Liputan6.com, Jakarta - Kantor SAR Jakarta bersama Unit Siaga SAR Bekasi mengerahkan personel ke lokasi insiden tabrakan antara kereta rel listrik (KRL) Commuter Line dan kereta jarak jauh di Stasiun Bekasi Timur, Kota Bekasi, Senin (27/4/2026) malam.
Humas Kantor SAR Jakarta, Ramli Prasetio, mengatakan pihaknya masih fokus mengirimkan tim ke lokasi untuk membantu proses evakuasi dan pencarian korban.
Advertisement
“Kami belum ada data korban. Masih pengerahan tim ke lokasi,” ujar Ramli di Jakarta, Senin.
Ia menambahkan, kemungkinan pengerahan juga melibatkan Basarnas Special Group untuk mempercepat proses penanganan di lapangan.
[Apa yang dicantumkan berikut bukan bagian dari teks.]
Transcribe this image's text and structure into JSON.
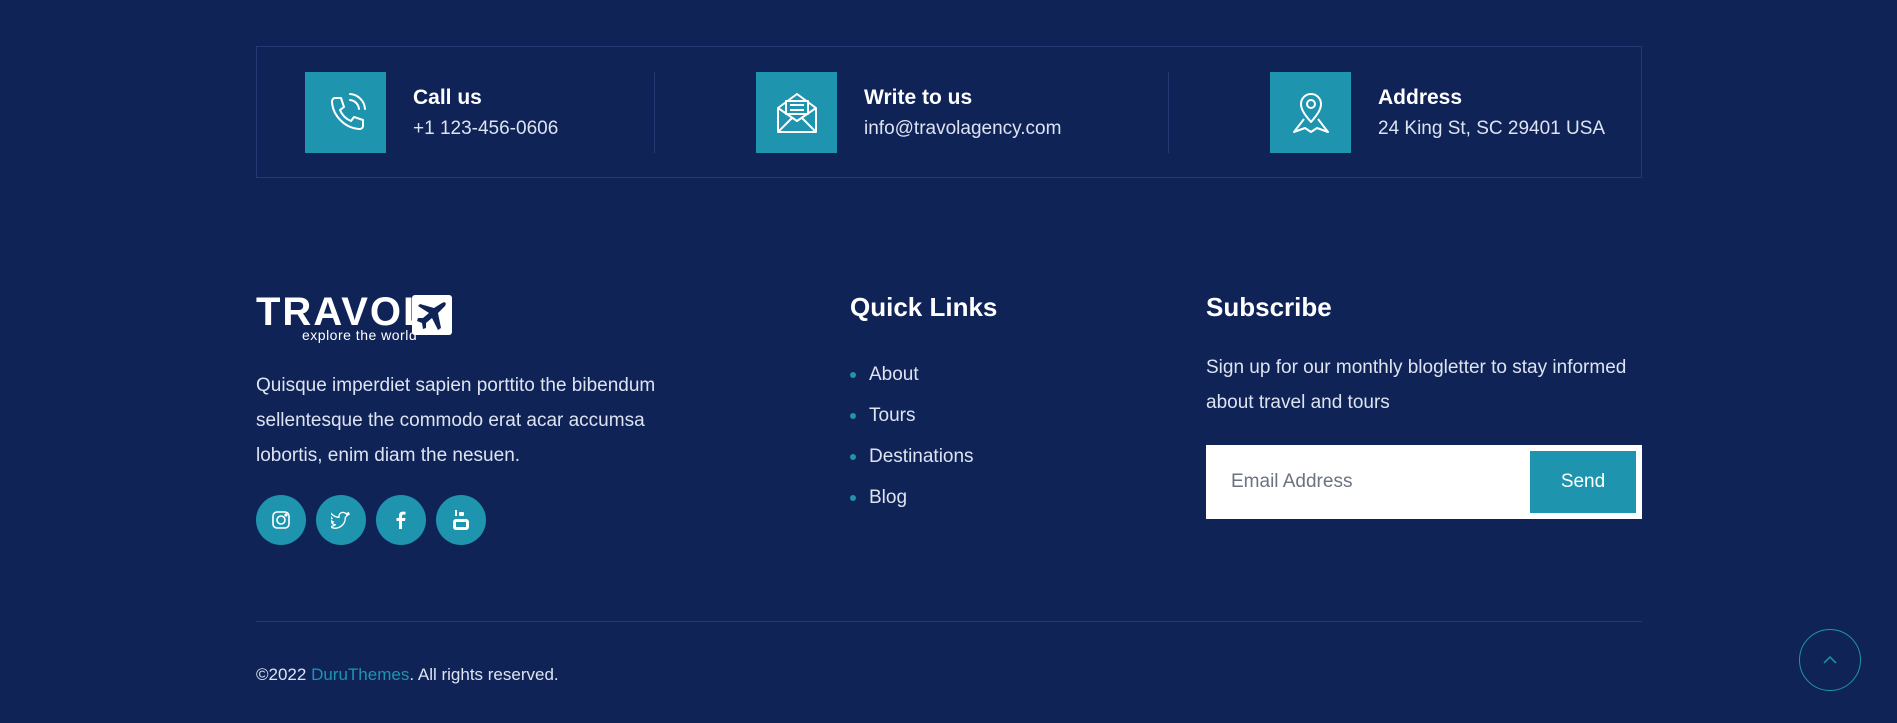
{
  "contact": {
    "call": {
      "title": "Call us",
      "value": "+1 123-456-0606",
      "icon": "phone-icon"
    },
    "write": {
      "title": "Write to us",
      "value": "info@travolagency.com",
      "icon": "mail-icon"
    },
    "address": {
      "title": "Address",
      "value": "24 King St, SC 29401 USA",
      "icon": "map-pin-icon"
    }
  },
  "brand": {
    "name": "TRAVOL",
    "tagline": "explore the world",
    "description": "Quisque imperdiet sapien porttito the bibendum sellentesque the commodo erat acar accumsa lobortis, enim diam the nesuen."
  },
  "socials": [
    {
      "name": "instagram",
      "icon": "instagram-icon"
    },
    {
      "name": "twitter",
      "icon": "twitter-icon"
    },
    {
      "name": "facebook",
      "icon": "facebook-icon"
    },
    {
      "name": "youtube",
      "icon": "youtube-icon"
    }
  ],
  "quick_links": {
    "heading": "Quick Links",
    "items": [
      "About",
      "Tours",
      "Destinations",
      "Blog"
    ]
  },
  "subscribe": {
    "heading": "Subscribe",
    "text": "Sign up for our monthly blogletter to stay informed about travel and tours",
    "placeholder": "Email Address",
    "button": "Send"
  },
  "footer": {
    "copyright_prefix": "©2022 ",
    "company": "DuruThemes",
    "copyright_suffix": ". All rights reserved."
  },
  "colors": {
    "background": "#0f2357",
    "accent": "#1f94ae",
    "divider": "#233a74"
  }
}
“Saat ini tim bergerak ke lokasi untuk membantu evakuasi dan pencarian korban,” katanya.
Gerbong Belakang KRL Hancur
Sementara itu, berdasarkan informasi yang dihimpun, kecelakaan bermula saat Commuter Line tengah berhenti di jalur 1 menuju Cikarang atau arah timur. Tidak lama kemudian, kereta jarak jauh dari arah barat masuk ke jalur yang sama dan langsung menabrak rangkaian KRL dari belakang.
Benturan keras menyebabkan kerusakan parah pada bagian belakang Commuter Line.
“Commuter Line hancur di bagian belakang. Kami semua langsung dievakuasi oleh petugas,” kata salah satu penumpang selamat, Heri.
Hingga pukul 21.50 WIB, proses evakuasi masih terus dilakukan oleh petugas gabungan bersama warga di sekitar lokasi kejadian. Sejumlah penumpang yang berhasil dievakuasi dilaporkan mengalami luka-luka, bahkan ada yang tidak sadarkan diri.
Petugas terus berupaya mengevakuasi korban lainnya serta memastikan kondisi di lokasi aman untuk proses penanganan lebih lanjut.